28:00: Friendship! Effort! Victory! The three pillars of Shonen Jump’s shonen manga… but shonen manga is published by other publishers too, which give us things like Attack on Titan and Fullmetal Alchemist, among many others. 

Funny enough, if you google that phrase you get a Quora question asking if this motto is still relevant in today’s world. The top answer is from manga translator William Flannagan, but the second answer? Why it’s from our very own Deb Aoki! Check it out:

https://www.quora.com/The-golden-Shonen-Jump-motto-Friendship-Effort-Victory-Does-it-hold-any-actual-relevance-in-todays-world

31:25: David makes a great comparison here, being a Marvel fan or DC fan is akin to being a Shonen Jump fan or a fan of shonen manga from other publishers. I think Mermaid Saga might technically have been shonen, instead of seinen too, now that I think about it.

34:00: Oh yeah, there are live action FMA movies too. Can’t stress how big this series is, and how mid we’re all being on it.

35:00: Look, it’s a shonen protagonist! I think this one’s name is Edward, but does it matter? Not in the first volume it doesn’t!

37:00: There’s a LOT going on in this series as it goes on, around religion and maybe thinly-veiled religious references? David is the expert here and gives a good explanation of the road ahead, and what the series is trying to say and what it becomes, but if you’re paying attention to what’s going on in the world you’re going to maybe be left with some questions about what exactly the manga is trying to say here. 

39:45: We’re not getting into it because saying his name summons him and his awful fans, but suffice’d to say that dude is a dude who sucks, and it makes watching the anime in English kinda suck. Watch it in Japanese with English subtitles. Google “Edward Elric voice actor” if you wanna dig in. 

41:15: This is a hell of a reaction image. 

Shout out to Halliday!
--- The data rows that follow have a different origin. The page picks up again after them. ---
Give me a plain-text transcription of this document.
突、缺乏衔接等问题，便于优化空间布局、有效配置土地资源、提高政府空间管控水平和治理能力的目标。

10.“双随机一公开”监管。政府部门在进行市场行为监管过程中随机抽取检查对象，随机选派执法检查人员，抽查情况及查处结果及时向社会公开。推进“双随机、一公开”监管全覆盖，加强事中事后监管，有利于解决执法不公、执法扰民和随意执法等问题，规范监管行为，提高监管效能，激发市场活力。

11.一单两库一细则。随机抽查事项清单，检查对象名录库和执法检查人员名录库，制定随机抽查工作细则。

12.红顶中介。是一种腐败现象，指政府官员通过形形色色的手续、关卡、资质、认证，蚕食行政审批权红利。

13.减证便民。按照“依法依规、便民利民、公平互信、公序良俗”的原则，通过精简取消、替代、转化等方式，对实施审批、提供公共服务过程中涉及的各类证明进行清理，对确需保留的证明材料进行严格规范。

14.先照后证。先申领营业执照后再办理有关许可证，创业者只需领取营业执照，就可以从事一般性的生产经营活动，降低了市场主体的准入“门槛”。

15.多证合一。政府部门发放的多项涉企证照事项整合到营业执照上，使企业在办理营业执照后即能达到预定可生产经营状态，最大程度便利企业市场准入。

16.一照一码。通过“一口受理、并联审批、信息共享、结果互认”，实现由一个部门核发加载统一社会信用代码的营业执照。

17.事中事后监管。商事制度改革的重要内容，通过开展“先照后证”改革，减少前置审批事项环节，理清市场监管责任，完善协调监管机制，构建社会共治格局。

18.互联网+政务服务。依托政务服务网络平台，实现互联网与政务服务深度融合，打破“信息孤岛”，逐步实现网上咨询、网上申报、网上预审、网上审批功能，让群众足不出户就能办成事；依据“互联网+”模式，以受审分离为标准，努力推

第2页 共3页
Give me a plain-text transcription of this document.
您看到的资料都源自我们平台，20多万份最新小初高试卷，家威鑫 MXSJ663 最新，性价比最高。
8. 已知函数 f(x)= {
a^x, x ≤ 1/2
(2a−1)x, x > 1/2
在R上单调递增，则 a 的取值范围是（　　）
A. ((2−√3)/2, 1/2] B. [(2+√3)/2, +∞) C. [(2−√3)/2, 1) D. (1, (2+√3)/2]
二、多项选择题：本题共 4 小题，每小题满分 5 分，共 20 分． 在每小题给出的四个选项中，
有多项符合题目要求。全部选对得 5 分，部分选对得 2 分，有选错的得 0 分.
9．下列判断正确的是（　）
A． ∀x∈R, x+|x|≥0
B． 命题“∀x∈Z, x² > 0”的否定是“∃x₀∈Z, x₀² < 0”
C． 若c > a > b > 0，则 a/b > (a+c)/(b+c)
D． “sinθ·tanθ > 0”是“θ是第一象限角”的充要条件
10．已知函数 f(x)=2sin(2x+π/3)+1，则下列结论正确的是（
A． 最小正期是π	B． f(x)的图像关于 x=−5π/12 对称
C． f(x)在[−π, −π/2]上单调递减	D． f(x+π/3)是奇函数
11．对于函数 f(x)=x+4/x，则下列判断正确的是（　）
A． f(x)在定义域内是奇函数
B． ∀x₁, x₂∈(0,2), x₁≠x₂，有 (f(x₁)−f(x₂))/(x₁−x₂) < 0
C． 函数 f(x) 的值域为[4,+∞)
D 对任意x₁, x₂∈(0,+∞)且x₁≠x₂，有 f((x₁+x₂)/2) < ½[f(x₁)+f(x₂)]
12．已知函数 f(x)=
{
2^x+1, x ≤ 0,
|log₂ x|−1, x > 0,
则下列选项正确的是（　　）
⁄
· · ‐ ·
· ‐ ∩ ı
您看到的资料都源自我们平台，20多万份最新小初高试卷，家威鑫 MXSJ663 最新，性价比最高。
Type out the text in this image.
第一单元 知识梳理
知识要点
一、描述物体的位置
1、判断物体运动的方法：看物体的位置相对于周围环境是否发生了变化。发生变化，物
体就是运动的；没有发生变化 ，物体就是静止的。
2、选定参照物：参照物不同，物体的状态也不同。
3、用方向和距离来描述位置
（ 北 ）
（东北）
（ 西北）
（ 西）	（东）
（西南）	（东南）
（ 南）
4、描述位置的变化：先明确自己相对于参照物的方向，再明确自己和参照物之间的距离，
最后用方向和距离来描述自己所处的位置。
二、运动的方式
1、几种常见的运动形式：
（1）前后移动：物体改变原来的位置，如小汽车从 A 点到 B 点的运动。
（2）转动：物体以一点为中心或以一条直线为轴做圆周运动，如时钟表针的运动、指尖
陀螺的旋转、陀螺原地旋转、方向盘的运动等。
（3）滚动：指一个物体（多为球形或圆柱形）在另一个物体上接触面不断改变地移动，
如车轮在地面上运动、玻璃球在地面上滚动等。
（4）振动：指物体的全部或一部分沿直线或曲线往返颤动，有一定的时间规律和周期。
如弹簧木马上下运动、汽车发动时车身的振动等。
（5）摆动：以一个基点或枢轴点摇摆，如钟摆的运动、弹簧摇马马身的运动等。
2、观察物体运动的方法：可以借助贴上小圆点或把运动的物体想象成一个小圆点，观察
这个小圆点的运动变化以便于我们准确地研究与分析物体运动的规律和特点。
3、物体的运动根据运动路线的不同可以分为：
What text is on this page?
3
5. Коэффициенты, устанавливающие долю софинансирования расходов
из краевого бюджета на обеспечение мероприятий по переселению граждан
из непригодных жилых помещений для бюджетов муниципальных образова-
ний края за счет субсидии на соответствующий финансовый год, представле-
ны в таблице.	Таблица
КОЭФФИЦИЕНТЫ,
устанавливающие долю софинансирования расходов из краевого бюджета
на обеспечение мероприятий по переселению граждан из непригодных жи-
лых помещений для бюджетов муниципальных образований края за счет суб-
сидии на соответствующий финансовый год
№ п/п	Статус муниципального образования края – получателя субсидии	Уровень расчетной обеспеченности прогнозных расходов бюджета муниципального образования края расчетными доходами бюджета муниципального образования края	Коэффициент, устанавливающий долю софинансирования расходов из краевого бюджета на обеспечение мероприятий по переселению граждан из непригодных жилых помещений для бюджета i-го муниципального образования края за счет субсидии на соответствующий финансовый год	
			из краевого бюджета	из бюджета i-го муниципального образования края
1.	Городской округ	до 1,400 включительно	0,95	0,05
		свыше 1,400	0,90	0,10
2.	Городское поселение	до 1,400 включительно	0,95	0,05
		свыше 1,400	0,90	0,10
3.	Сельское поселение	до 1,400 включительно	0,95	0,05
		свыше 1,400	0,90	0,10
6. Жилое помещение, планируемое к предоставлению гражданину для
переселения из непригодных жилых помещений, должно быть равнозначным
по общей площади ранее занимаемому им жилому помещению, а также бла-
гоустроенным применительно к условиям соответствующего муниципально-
Thanks for listening buddy <3 <3 <3

42:40: Deb trails off there when talking about Hiromu Arakawa’s great female characters (none of which get any real screen time in the first volume), but let’s simply say that shonen manga, especially very popular shonen manga, aren’t always great to their female characters. 

43:15: It’s time for the BREAK!

Please remember that time-stamps after this point are approximate.

Chip Zdarsky’s Daredevil.

43:30: Daredevil advertisement by Chip Zdarsky. I wonder if we got paid for that? Hmm. Anyway, if you want us to read your ad on-air, hit us up at mangasplaining@gmail.com and like, we’ll chat about it. 🙂

45:00: What’s a good detective manga? Why Deb has so many answers for you!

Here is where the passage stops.